If $2 \sum_{j=0}^{n}a_jf(x_j)$ is a quadrature for $\int_{-1}^1f(x)dx$ exact for polynomials of degree $\le n$ and $x_j=-x_{n-j}$, show $a_j=a_{n-j}$.

Question

This was an problem in today's exam in numerical methods and I would like to know if my solution is correct.

For approximating the integral $I(f) = \int_{-1}^{1} f(x) dx$ we take the quadrature formula $$ Q(f) = 2 \sum_{j = 0}^{n} \lambda_j f(x_j) $$ with supporting points $x_0, \ldots, x_n \in [-1, 1]$, which is exact for polynomials with degree up to $n$. Show that if $x_j = -x_{n - j}$ for $j \in \{ 0, \ldots, n \}$, we have $\lambda_j = \lambda_{n - j}$ for $j \in \{ 0, \ldots, n \}$.

What I've tried: For an odd function $f$, we have $$ Q(f) = \sum_{j = 0}^{n} \lambda_j f(x_j) + \sum_{j = 0}^{n} \lambda_j f(x_j) = \sum_{j = 0}^{n} \lambda_j f(x_j) + \sum_{j = 0}^{n} \lambda_{n - j} f(x_{n - j}) = \sum_{j = 0}^{n} (\lambda_j - \lambda_{n - j}) f(x_j). $$ Now let $f$ be an odd polynomial of degree less than or equal to $n$. Then the quadrature formula is equal to the integral and as $f$ is odd, we have $$ 0 = I(f) = Q(f) = \sum_{j = 0}^{n} (\lambda_j - \lambda_{n - j}) f(x_j). $$ Since this holds for all odd polynomials of degree less than or equal to $n$, I want to conclude that the coefficients $\lambda_j - \lambda_{n - j}$ are zero, i.e. $\lambda_j = \lambda_{n - j}$, but I am not sure if this is valid.

Answer 1

There are several ways to proceed:

1. Note that terms $(\lambda_j - \lambda_{n-j}) f(x_j)$ and $(\lambda_{n-j} - \lambda_{j}) f(x_{n-j})$ are in fact the same for odd $f(x)$. So the summation may be reduced to $Q(f) = 2 \sum_{j=0}^{\lfloor \frac{n-1}{2}\rfloor} (\lambda_j - \lambda_{n-j}) f(x_j)$. Since all $x_j$ in this sum are negative, one may choose arbitrary values for $f(x_j)$, mirror them for positive $x$ and take $f(x)$ as interpolating polynomial.
2. We might use Lagrange basis interpolating polynomials $\ell_j(x)$. One of the equivalent definitions of these polynomials is given as $$ \deg \ell_j(x) = n\\ \ell_j(x_k) = \delta_{jk} \equiv \begin{cases} 1, &k = j\\ 0, &k \neq j \end{cases} $$ It is easy to see now that $\ell_j(-x)$ is also an $n$-degree polynomial and at the nodes it satisfies $$ \ell_j(-x_k) = \ell_j(x_{n-k}) = \delta_{j,n-k} = \delta_{n-j,k} = \ell_{n-j}(x_k). $$ Due to uniqueness we conclude that $\ell_j(-x) = \ell_{n-j}(x)$. Consider now $$ f(x) = \ell_j(x) - \ell_{n-j}(x). $$ It is clear now that $f(x)$ is odd.
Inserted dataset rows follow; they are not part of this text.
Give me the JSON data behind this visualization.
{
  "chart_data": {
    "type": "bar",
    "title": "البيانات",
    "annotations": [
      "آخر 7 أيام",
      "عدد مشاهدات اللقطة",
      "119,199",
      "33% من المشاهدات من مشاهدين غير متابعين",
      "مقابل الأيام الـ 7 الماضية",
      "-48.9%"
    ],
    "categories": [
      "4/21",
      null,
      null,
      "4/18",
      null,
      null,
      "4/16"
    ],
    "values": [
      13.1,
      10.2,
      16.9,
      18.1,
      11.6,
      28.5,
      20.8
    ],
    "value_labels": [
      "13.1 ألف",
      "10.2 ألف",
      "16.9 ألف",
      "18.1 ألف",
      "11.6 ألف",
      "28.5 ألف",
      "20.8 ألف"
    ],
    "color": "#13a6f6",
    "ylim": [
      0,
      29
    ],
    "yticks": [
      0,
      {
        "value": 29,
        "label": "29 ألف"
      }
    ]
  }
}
Plugging it to $Q(f)$ yields $$ 0 = Q(f) = (\lambda_j - \lambda_{n-j}) - (\lambda_{n-j} - \lambda_j) = 2(\lambda_j - \lambda_{n-j}). $$ so $\lambda_j = \lambda_{n-j}$.

There is also different approach to the problem. If $Q$ is exact for all polynomials of degree $n$ then we might apply it to $\ell_k(x)$: $$ \int_{-1}^1 \ell_k(x) dx = I(f) = Q(f) = \sum_{j=0}^n \lambda_j \ell_k(x_j) = \lambda_j. $$ On the other hand $$ \int_{-1}^1 \ell_k(x) dx = \int_{-1}^1 \ell_k(-x) dx = \int_{-1}^1 \ell_{n-k}(x) dx, $$ so it is necessary that $\lambda_j = \lambda_{n-j}$.